A good day out was had by all last weekend at The Geffrye ‘museum of the home’, with rooms mocked up to show how they would have looked in the past.
It was part pleasure, part work – delving deeper into #houseplanthistory as we love to do here at The Graceful Custom. Here are some of the things I learnt:
1. If the plant choices are as meticulously made as the rest of the displays, there are some clear poster plants on show: orchids for the 1990s; ivy, spider plant and tradescantia for the 1950s and ’60s; and ferns, of course, for the Edwardian period.
2. The boom in greenhouses and conservatories in the mid to late 1800s was fuelled by cheaper glass and new constructions methods and heating equipment that made them more affordable.
3. At the same time, middle-class women were expected to direct the household servants more and do less themselves, leaving time for ‘genteel pursuits’ they were now expected to take up – including gardening.
4. Pot plants were being brought in from the garden as early as the 1700s as they became more common in London on balconies and window sills. Thomas Fairchild was an expert ‘nurseryman and florist’ in Hoxton who wrote The City Gardener in 1722.
5. A painting can speak volumes about the way we live with plants indoors and our favourites in times gone by:
Front Room, Islington High Street from 1968 shows the popular taste for rubber plants and philodendrons, as well as the persistence of cyclamens, daffodils and hyacinths as flowering choices (by Frank Straton).

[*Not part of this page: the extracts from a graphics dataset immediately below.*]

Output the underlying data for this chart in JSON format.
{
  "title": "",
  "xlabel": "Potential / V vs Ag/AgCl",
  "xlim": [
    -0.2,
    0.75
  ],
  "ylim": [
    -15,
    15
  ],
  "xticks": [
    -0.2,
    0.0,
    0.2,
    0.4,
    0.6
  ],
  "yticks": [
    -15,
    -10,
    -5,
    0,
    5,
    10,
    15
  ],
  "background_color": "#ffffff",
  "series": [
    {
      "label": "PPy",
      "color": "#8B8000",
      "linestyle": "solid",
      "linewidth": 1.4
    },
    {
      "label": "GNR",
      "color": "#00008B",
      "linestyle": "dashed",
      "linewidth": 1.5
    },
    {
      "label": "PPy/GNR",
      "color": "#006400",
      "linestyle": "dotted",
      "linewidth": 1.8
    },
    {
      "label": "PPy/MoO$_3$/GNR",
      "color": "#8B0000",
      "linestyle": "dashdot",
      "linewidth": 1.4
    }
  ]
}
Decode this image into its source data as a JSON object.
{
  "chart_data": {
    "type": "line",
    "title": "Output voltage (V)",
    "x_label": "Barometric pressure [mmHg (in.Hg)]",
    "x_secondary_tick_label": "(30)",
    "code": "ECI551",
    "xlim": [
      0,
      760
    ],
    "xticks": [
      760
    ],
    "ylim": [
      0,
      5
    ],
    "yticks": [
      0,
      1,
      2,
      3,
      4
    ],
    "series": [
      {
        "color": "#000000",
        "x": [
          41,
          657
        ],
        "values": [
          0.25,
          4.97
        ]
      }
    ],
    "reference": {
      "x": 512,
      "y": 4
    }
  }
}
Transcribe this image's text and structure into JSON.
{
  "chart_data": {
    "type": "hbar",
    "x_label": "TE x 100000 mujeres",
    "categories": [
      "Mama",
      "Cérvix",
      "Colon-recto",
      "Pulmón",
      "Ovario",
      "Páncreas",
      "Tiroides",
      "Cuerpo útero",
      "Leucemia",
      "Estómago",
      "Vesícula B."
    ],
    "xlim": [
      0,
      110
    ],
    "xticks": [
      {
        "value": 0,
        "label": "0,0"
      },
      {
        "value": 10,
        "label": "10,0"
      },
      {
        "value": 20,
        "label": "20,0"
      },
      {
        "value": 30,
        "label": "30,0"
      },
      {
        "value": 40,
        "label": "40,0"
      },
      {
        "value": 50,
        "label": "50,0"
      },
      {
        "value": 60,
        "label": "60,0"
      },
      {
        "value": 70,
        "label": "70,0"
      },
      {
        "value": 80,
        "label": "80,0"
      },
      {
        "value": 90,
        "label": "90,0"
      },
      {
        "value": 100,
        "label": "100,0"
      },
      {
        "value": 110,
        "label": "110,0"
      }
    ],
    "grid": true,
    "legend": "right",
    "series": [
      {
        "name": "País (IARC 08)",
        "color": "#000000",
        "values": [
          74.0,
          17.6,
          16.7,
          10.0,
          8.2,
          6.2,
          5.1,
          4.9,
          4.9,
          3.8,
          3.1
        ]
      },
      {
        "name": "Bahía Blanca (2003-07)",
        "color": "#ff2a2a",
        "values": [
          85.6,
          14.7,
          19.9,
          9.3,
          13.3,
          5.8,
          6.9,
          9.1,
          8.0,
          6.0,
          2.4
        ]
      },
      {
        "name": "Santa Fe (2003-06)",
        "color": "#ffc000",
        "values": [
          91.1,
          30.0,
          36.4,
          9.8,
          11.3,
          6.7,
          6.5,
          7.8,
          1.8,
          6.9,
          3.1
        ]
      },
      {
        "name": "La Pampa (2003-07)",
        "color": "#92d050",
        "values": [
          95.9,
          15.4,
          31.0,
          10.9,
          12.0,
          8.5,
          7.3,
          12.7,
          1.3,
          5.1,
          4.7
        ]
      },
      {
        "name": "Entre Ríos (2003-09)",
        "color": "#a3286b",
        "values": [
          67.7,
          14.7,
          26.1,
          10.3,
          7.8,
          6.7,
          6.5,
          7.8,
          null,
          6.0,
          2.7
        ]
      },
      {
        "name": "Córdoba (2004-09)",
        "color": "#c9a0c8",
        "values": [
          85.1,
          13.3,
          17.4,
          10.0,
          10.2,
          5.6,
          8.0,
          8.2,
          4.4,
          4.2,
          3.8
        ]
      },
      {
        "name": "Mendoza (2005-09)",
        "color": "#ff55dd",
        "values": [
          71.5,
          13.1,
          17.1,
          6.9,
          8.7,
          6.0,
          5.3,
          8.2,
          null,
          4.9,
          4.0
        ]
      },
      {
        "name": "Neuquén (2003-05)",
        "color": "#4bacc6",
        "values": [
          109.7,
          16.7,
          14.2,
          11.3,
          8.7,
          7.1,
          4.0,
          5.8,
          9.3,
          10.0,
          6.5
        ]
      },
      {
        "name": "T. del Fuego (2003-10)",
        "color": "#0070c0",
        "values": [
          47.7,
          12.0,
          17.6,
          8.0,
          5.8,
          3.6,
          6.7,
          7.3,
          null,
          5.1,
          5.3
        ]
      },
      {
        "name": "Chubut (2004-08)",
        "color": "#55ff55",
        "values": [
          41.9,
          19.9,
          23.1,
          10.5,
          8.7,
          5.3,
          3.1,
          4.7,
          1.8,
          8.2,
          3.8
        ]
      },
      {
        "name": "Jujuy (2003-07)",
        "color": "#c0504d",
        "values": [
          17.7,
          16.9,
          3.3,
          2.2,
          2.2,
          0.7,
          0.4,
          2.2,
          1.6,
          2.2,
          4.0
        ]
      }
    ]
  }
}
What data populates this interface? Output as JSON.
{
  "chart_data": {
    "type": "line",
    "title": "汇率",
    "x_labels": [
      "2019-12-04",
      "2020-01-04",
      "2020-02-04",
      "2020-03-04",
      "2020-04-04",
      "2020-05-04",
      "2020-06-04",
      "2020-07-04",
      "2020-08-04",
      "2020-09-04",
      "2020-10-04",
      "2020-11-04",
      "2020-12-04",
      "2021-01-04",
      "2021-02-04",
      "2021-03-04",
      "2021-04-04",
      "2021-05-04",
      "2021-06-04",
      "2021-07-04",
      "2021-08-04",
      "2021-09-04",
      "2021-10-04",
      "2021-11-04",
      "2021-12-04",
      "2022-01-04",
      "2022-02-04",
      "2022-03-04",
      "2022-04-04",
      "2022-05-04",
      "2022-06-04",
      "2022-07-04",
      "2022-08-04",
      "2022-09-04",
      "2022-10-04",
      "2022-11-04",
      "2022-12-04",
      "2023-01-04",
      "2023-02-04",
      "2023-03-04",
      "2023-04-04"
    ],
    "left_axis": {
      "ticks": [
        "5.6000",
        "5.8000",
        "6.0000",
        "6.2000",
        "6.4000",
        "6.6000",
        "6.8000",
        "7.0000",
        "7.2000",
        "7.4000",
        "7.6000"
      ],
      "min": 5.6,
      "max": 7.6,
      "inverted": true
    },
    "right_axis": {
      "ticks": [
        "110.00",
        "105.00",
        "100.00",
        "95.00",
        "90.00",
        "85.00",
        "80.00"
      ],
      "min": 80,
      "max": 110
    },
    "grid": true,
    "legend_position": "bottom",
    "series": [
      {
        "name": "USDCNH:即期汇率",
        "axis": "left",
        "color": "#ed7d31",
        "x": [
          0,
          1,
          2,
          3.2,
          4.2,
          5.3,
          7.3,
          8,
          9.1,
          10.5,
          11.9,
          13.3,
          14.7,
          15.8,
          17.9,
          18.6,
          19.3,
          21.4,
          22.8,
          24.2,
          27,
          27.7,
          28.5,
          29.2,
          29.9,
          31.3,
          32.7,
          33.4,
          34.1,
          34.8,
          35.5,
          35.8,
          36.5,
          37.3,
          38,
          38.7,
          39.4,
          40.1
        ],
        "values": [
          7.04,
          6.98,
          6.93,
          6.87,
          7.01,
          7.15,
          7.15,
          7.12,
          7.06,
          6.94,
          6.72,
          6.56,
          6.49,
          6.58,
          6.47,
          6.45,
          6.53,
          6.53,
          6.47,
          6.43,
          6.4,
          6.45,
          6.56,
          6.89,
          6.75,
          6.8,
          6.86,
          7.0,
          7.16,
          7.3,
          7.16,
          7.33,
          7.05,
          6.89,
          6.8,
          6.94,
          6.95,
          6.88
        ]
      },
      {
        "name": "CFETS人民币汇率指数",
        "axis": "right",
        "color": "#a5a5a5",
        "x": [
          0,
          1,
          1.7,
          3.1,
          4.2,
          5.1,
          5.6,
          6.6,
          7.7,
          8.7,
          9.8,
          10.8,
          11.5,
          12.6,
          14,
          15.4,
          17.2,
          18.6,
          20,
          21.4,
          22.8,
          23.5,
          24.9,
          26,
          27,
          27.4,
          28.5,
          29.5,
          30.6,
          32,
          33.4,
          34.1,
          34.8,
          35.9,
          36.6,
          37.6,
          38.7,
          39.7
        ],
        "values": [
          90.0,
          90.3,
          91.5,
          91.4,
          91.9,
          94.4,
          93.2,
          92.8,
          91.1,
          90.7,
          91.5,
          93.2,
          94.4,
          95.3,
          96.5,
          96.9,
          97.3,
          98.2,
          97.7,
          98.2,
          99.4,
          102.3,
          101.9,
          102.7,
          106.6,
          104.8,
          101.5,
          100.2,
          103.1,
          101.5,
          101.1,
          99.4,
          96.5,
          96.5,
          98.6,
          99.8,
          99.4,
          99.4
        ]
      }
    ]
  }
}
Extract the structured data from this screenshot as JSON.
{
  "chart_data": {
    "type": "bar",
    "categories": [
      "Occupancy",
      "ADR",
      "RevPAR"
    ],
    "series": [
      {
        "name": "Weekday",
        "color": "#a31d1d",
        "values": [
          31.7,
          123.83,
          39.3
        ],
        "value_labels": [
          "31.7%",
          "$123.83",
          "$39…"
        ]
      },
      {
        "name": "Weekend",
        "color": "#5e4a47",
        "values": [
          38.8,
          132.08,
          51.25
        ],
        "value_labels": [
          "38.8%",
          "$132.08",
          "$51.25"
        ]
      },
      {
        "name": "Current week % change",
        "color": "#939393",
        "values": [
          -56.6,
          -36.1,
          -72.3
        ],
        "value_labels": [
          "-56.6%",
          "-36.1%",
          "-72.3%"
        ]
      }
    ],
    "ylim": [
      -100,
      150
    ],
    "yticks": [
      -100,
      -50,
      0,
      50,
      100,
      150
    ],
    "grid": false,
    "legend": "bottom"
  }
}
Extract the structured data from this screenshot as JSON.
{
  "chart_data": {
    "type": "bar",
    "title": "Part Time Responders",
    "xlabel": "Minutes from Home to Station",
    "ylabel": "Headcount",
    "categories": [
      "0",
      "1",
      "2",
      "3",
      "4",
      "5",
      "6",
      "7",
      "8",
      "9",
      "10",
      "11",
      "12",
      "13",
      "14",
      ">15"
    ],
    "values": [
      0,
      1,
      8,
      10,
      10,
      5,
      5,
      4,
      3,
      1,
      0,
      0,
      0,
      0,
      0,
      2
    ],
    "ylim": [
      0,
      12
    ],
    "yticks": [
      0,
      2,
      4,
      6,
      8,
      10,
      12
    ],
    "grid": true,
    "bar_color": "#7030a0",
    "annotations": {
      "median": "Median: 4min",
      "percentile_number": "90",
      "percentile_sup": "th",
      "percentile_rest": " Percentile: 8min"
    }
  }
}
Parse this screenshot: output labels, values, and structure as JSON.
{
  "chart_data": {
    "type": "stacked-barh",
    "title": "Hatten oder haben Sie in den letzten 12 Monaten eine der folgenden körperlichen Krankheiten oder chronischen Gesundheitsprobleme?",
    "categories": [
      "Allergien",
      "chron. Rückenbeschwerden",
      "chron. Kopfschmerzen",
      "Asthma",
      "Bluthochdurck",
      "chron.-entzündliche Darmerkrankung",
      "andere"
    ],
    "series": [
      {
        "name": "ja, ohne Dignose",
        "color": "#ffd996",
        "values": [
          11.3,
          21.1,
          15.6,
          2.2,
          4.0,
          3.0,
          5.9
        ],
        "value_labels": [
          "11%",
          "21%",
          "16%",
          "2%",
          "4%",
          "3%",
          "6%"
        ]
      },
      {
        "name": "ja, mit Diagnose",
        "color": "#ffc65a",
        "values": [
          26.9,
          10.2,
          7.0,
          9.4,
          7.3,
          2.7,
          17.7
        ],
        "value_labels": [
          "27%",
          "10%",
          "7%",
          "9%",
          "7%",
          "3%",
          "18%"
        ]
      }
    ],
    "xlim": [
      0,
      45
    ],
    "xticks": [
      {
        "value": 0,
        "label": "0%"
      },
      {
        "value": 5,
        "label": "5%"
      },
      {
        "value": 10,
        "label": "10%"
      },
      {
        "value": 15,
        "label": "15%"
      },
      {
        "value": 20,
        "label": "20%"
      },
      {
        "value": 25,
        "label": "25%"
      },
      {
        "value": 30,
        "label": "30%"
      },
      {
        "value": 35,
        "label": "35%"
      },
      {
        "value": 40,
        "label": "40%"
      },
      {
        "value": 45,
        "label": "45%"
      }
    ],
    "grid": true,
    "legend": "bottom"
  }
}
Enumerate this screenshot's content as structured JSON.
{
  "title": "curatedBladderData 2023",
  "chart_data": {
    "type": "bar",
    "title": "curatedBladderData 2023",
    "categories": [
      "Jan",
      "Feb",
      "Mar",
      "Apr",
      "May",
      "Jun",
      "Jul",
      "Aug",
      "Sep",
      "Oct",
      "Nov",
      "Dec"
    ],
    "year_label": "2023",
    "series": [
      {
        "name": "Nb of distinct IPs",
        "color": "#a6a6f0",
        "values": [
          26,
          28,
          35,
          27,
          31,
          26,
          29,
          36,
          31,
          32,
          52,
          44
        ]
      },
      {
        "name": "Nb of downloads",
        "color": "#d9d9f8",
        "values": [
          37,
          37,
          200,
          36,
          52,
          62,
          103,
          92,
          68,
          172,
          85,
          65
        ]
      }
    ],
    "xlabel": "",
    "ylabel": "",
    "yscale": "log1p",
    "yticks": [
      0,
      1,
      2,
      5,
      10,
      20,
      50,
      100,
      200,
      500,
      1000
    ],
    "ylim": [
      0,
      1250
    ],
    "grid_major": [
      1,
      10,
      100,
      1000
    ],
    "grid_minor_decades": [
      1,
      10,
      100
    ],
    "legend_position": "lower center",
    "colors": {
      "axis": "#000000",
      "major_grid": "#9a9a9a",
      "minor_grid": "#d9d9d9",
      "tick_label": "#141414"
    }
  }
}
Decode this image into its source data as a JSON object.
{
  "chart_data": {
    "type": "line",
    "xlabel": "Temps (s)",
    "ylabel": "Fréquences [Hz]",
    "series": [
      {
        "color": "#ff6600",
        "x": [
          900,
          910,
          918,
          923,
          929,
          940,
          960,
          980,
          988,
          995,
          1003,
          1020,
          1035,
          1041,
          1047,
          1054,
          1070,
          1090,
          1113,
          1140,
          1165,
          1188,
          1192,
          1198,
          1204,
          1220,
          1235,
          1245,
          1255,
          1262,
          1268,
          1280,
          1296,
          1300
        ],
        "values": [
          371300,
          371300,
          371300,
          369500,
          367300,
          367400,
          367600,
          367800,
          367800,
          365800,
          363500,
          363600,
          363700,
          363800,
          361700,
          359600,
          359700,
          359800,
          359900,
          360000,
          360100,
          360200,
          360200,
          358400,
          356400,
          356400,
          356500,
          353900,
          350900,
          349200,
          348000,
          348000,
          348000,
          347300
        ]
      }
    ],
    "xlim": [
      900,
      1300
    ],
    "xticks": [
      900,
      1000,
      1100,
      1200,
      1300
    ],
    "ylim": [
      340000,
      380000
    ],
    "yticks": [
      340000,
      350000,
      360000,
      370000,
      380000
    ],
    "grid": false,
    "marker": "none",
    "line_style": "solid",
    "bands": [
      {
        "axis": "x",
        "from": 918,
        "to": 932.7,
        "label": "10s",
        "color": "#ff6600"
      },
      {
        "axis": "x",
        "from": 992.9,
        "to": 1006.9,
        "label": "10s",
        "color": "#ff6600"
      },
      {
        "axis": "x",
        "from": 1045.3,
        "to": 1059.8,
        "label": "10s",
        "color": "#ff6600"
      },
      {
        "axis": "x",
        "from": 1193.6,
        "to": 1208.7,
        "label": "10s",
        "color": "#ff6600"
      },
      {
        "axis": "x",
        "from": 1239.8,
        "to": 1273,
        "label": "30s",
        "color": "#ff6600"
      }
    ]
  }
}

Window Plants by John Nash in 1945 shows a lady snoozing at her window which is laden with an amaryllis, easter cactus, aloe, geraniums and a campanula. There is also the trusty aspidistra in a nifty bamboo stand by her side.
And in Interior with a Couple Playing Cards we see the Victorians love of ferns and palms, and a luscious black and gold ceramic pot (Nancy Adair Sabine Pasley, 1865–1903).